Foreign Exchange and Hedging Strategies Flashcards
(39 cards)
What is the foreign exchange market?
Where pairs of currencies can be bought and sold in exchange for one another i.e. £, $ and euros.
What is a FX rate?
The number of foreign currency units per unit of the domestic currency.
i.e. if the US Dollar Sterling ($/£) rate is 1.6000 then $1.6 (foreign) is equivalent to £1 (domestic)
How do you convert a domestic currency amount to the foreign currency?
Multiply by the FX rate.
i.e. £10,000 = £10,000 x 1.6 = $16,000.
How do you convert a foreign currency amount to the domestic currency?
Divide by the fx rate.
i.e. $16,000 = 16,000/1.6 = £10,000
What is the 7 types of terminology within a FX Rate structure? (slide 4).
- Offer - the dealing rate when buying the domestic currency and selling the foreign currency.
- Pm - the premium of the spot rate over the forward rate (in pips)
- ds - the discount of the spot rate to the forward rate (in pips)
- Bid - the dealing rate when selling the domestic currency and buying the foreign currency
- £/$ - US Dollars (foreign) per UK Pound (domestic)
- Spot - the rate for dealing today and settling today
- Foward – the rate for dealing today but settling in the future
How do you calculate forward rates? (slides 5-6)
- deduct premiums (pm) from the spot rate
2. Then add discounts (ds) to the spot rate
What are FX rates in the long term?
Determined by relative levels of national economic growth which will ultimately impact on Inflation rates; and Interest rates.
What are Fx rates in the short term?
Volatile and Unpredictable
What 3 types of foreign exchange risks are companies exposed to?
- Economic risk - All companies
- Translation risk - Companies which have overseas assets and/or liabilities.
- Transaction risk - Companies which import and/or export.
What is economic risk?
The risk that a significant and permanent FX rate movement will adversely and permanently affect a company’s competitive position
What happens when the domestic currency is devalued? economic risk) (weakened)
Exporters benefit but importers suffer.
What happens when the domestic currency is revalued? economic risk) (strengthened)
importers benefit but exporters suffer.
What can economic risk NOT be?
Avoided even if the company trades purely in its domestic economy
Eliminated, only reduced by having a global spread of operations
What types of companies does translation risk affect?
Companies with overseas assets and/or liabilities.
What happens to these assets/liabilities when dealing with translation risk?
Have to be translated to the domestic currency at the spot rate prevailing at the financial year end (balance sheet date)
Where does this translation risk arise from?
From FX rates moving between balance sheet dates and changing the net asset value of the company.
How can translation risk be reduced?
By matching overseas assets and liabilities (i.e. borrowing overseas to fund overseas projects)

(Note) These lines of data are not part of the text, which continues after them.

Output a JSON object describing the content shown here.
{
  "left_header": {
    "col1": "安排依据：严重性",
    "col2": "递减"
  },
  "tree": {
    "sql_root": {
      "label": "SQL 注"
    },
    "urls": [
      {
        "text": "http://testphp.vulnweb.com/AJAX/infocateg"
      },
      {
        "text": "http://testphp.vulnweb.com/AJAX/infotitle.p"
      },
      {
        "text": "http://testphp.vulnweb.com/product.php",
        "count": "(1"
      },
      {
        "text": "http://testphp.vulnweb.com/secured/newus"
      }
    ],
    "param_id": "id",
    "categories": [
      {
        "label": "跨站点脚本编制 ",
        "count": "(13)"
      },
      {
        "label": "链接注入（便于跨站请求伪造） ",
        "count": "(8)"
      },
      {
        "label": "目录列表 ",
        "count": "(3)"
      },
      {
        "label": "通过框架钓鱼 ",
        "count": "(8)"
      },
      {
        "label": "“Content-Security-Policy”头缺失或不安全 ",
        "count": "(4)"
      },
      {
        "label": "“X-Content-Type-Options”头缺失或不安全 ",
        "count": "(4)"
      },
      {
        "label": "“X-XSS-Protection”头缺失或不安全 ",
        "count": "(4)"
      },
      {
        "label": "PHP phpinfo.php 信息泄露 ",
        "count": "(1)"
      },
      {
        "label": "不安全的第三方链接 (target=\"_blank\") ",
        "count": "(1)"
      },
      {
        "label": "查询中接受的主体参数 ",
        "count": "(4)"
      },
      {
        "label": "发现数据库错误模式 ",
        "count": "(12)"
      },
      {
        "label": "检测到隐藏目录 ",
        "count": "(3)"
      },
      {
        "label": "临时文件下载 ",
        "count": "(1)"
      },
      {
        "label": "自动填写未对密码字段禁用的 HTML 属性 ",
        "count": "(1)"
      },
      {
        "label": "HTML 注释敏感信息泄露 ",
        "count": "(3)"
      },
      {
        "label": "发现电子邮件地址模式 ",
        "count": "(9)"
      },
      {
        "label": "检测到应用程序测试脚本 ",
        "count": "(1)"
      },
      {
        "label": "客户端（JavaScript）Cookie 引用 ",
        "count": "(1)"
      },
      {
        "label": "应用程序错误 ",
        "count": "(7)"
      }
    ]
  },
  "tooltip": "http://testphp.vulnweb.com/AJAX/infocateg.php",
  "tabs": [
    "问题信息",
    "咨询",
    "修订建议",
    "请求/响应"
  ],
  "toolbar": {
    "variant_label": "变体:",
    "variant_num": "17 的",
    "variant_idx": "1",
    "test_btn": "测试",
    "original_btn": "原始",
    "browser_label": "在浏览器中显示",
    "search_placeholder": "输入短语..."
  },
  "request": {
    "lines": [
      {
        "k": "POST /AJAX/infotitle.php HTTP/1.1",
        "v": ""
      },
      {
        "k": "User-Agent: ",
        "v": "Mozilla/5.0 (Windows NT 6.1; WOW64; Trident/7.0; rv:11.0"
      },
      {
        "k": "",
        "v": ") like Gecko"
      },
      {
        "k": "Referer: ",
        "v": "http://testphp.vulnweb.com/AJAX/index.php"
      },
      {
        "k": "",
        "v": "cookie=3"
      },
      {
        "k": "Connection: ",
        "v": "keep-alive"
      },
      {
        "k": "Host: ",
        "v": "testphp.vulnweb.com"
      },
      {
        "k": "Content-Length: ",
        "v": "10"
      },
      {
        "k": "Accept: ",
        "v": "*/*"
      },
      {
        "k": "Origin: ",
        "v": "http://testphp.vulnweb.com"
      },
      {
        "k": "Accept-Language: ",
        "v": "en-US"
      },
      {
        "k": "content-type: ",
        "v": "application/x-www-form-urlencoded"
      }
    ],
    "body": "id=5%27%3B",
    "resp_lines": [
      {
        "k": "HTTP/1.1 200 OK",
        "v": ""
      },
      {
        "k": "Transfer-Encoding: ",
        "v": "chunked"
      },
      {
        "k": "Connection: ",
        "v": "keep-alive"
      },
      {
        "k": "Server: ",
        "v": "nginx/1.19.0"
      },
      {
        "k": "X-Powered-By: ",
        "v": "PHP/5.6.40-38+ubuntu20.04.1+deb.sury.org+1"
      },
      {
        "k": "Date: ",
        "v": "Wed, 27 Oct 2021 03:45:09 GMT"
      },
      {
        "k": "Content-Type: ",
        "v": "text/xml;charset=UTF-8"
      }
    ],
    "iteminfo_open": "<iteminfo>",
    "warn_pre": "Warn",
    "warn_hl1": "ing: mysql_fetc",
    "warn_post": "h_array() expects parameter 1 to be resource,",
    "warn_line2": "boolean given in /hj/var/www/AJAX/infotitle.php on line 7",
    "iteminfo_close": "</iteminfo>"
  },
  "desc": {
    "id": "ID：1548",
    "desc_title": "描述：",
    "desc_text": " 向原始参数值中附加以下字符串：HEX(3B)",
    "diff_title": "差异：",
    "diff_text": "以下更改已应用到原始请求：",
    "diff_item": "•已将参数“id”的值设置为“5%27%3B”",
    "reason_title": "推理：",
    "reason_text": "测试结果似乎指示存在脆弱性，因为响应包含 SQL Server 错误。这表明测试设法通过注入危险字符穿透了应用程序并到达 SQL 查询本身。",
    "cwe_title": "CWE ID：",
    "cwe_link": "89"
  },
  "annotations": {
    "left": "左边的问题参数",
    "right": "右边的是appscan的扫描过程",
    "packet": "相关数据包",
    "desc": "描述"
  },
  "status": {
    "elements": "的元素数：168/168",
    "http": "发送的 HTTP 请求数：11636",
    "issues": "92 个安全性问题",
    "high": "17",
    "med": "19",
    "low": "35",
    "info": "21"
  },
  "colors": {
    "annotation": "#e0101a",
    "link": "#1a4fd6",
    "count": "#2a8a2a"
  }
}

Who does transACTION risk affect?
Importers and exporters taking/giving trade credit.
How can transAction arise?
From the FX rate moving between the order date and the settlement date.
Order date - the date that the company agrees to buy/sell goods in a foreign currency; and
Settlement date - the date that the company pays for/is paid for goods in the foreign currency
What types of fx rate movements are within the transACTION risk?
- Adverse - real cash losses in the domestic currency (i.e. lower than expected sales revenues for exporters)
- Favourable - real cash gains in the domestic currency (i.e. lower than expected costs for importers)
How can you reduce transACTION risk?
Hedge it.
How do you manage FX Transaction Risk? (slide 15)
On the day that a company receives an export order or places an import order it can either take no action and accept the FX transaction risk or
Take action to reduce/eliminate the FX transaction risk by employing Internal strategies; and/or External hedging strategies.
What are the Internal strategies to TransACTIONrisk?
- Request settlement in domestic currency.
2. Matching and netting when a company is a regular importer and exporter.
What happens when you request a settlement in domestic currency? (Internal strategy of transACTION risk).
Transfers all FX transaction risk to customer / supplier as there are no transaction costs; BUT it’s only possible if there is high bargaining power. This is because you may not be able to agree a fair exchange rate.